Of course, the Queen of England is but a ceremonial, if rather expensive, monarch today. How such a title can even survive in the 21st century beats me—calling someone "Her Royal Highness" has got to produce guffaws whenever it is said out loud, does it not? The whole enterprise has to resemble something on the order of a fairy tale or Disney story, with everyone knowing full well that there's nothing real to correspond to the funny language. Yet millions in the UK want to hang on to it all. But then people everywhere seem to have a penchant for living with myths in preference to reality!
Of course, when Helen Mirren plays your monarch, it may be very tempting to fall for all the sham. She is such a superb actress and when her persona is infused in the character of the Queen, it is a very promising illusion. Given how messy the alternatives to monarchy have managed to turn out nearly everywhere—just compare George W. Bush with Elizabeth II—this idea of Helen Mirren being in charge of things has something going for it. Especially as the movie depicts her.
The American founders wanted to get away from monarchy because they held that we were all endowed with unalienable rights and so none could justly claim to rule anyone else. As Abraham Lincoln spelled out the point, "No man is good enough to govern another without that other's consent." So all that talk about subjects is pure bunk. But the American founders offered up a genuine improvement to monarchy, namely, a constitutional republic that severely limits the scope and power of government. They did not, however, count on the insidious influence of the age-old governmental habit, which reasserted itself in America despite all those brilliant sentiments expressed in the Declaration of Independence and the Bill of Rights. What they spawned, sadly, turned out to be a pseudo-democratic empire, with mob rule and the reign of bureaucrats.

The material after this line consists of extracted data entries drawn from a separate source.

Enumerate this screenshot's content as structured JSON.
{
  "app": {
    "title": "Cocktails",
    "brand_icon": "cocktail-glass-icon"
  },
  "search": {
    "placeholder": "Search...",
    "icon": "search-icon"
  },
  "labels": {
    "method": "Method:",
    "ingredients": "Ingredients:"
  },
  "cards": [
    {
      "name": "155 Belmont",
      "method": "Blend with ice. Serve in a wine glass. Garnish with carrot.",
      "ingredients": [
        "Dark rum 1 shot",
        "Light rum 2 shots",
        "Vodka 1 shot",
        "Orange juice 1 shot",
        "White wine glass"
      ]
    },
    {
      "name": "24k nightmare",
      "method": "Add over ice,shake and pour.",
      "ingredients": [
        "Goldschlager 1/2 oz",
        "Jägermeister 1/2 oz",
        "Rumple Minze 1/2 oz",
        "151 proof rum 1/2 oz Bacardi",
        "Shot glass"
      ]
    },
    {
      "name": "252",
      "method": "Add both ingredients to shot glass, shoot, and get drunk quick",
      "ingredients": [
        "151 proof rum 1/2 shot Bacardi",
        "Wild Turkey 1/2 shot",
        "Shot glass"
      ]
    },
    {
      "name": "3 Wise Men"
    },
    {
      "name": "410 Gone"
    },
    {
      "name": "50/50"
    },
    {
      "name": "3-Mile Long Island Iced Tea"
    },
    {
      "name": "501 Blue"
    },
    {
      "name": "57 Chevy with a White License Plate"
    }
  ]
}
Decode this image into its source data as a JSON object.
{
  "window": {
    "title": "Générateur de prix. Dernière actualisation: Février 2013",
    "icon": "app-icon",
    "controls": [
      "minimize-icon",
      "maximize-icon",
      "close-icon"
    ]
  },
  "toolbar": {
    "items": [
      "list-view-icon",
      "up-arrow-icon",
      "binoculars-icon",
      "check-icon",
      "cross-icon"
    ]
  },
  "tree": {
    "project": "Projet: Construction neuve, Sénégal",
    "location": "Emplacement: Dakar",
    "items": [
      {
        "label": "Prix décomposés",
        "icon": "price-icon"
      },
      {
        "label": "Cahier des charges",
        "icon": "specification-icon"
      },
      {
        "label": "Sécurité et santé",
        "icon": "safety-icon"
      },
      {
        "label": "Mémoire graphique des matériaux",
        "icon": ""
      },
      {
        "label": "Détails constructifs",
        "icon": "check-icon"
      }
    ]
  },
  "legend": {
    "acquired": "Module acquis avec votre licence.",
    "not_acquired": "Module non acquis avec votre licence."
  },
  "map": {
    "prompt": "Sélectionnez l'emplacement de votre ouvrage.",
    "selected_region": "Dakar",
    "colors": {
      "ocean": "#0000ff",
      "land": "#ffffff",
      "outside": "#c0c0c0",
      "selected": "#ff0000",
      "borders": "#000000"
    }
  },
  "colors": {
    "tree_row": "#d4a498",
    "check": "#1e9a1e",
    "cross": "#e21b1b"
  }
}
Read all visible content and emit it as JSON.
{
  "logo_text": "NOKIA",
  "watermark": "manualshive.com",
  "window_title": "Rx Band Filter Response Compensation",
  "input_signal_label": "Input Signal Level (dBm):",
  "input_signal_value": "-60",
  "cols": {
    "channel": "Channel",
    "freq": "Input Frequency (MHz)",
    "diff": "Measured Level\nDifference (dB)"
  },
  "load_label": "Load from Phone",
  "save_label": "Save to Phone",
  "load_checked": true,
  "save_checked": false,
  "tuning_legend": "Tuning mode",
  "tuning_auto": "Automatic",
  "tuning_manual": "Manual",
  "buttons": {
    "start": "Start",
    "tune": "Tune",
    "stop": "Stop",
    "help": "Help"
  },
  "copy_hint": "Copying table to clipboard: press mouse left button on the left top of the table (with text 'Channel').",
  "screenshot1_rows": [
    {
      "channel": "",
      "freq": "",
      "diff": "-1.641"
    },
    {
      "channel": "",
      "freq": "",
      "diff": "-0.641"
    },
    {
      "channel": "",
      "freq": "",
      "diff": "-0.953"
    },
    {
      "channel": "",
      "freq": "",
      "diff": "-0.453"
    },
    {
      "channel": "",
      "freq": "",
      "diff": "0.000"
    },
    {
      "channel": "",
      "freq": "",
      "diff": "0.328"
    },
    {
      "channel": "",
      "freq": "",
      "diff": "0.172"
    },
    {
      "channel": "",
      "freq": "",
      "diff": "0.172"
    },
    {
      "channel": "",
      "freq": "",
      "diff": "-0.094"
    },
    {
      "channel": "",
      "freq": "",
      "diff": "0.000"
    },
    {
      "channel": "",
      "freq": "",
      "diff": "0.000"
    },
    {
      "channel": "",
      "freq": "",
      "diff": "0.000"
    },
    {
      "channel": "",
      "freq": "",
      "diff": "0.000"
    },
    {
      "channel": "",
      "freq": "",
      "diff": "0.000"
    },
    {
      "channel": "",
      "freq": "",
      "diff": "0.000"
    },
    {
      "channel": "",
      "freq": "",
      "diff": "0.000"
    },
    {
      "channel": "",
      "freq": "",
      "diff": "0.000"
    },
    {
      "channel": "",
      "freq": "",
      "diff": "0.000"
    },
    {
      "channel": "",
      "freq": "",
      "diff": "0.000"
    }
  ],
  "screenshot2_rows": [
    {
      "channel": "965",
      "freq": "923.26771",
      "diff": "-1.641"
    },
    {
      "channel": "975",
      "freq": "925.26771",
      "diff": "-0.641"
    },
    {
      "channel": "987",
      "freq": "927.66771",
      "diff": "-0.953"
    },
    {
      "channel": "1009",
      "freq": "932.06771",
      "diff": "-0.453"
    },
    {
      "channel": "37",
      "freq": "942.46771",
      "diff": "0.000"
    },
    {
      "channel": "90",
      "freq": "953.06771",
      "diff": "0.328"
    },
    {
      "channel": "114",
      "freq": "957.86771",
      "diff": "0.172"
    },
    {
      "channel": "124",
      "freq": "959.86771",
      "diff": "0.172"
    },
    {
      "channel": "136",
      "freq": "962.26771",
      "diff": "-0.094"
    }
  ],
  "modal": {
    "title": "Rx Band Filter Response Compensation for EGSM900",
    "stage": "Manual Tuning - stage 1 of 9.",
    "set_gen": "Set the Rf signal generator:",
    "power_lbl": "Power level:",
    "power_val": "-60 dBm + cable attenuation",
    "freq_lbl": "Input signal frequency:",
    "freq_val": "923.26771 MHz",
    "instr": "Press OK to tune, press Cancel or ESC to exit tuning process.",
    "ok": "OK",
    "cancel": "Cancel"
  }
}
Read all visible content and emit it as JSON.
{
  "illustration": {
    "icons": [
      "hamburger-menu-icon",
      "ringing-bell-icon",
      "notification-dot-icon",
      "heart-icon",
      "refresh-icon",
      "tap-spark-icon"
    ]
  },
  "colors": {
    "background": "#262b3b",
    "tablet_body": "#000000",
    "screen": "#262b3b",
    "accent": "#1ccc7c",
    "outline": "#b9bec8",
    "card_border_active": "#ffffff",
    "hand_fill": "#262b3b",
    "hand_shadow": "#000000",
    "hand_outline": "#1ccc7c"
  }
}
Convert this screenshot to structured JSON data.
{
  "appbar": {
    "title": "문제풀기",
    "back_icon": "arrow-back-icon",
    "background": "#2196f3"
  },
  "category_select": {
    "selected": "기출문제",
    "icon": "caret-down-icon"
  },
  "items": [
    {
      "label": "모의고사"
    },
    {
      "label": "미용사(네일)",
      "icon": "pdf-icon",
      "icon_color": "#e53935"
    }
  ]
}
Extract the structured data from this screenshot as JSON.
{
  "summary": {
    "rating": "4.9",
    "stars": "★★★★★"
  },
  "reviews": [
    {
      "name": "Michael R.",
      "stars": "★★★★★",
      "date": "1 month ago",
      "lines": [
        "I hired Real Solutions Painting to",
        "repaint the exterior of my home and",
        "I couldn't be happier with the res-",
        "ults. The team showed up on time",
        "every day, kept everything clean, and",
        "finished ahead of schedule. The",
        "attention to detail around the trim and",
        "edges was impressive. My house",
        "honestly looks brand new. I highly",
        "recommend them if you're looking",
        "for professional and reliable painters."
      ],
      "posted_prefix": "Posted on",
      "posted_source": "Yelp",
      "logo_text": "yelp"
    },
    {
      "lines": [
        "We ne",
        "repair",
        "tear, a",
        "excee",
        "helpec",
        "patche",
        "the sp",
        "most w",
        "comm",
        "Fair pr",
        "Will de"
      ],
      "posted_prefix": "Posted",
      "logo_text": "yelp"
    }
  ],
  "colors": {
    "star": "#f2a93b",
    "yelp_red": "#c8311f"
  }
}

What with the resulting tyranny of a bunch of those petty bureaucrats and the politicians in whom people still have the ancient faith that they will fix everything for us, considering the old monarchy doesn't feel so bad, at least not when its embodiment turns out to be Helen Mirren. With her in real power, maybe someone like Tony Blair could be kept in line.
Alas, as things stand, the Queen is little more than a costly figurehead, so I doubt very much that the monarchist system would be an improvement on our depressing regime. For awhile, during the last couple of decades, there was at least the promise of improvement across the globe, in the direction of greater liberty; today, however, the venerable Freedom House is reporting that the regime of individual liberty is on the decline around the globe.
Yes, it was a desperate fantasy on my part, thinking that a monarchy might improve matters. But then Ms. Mirren can turn a man's head even at her current age!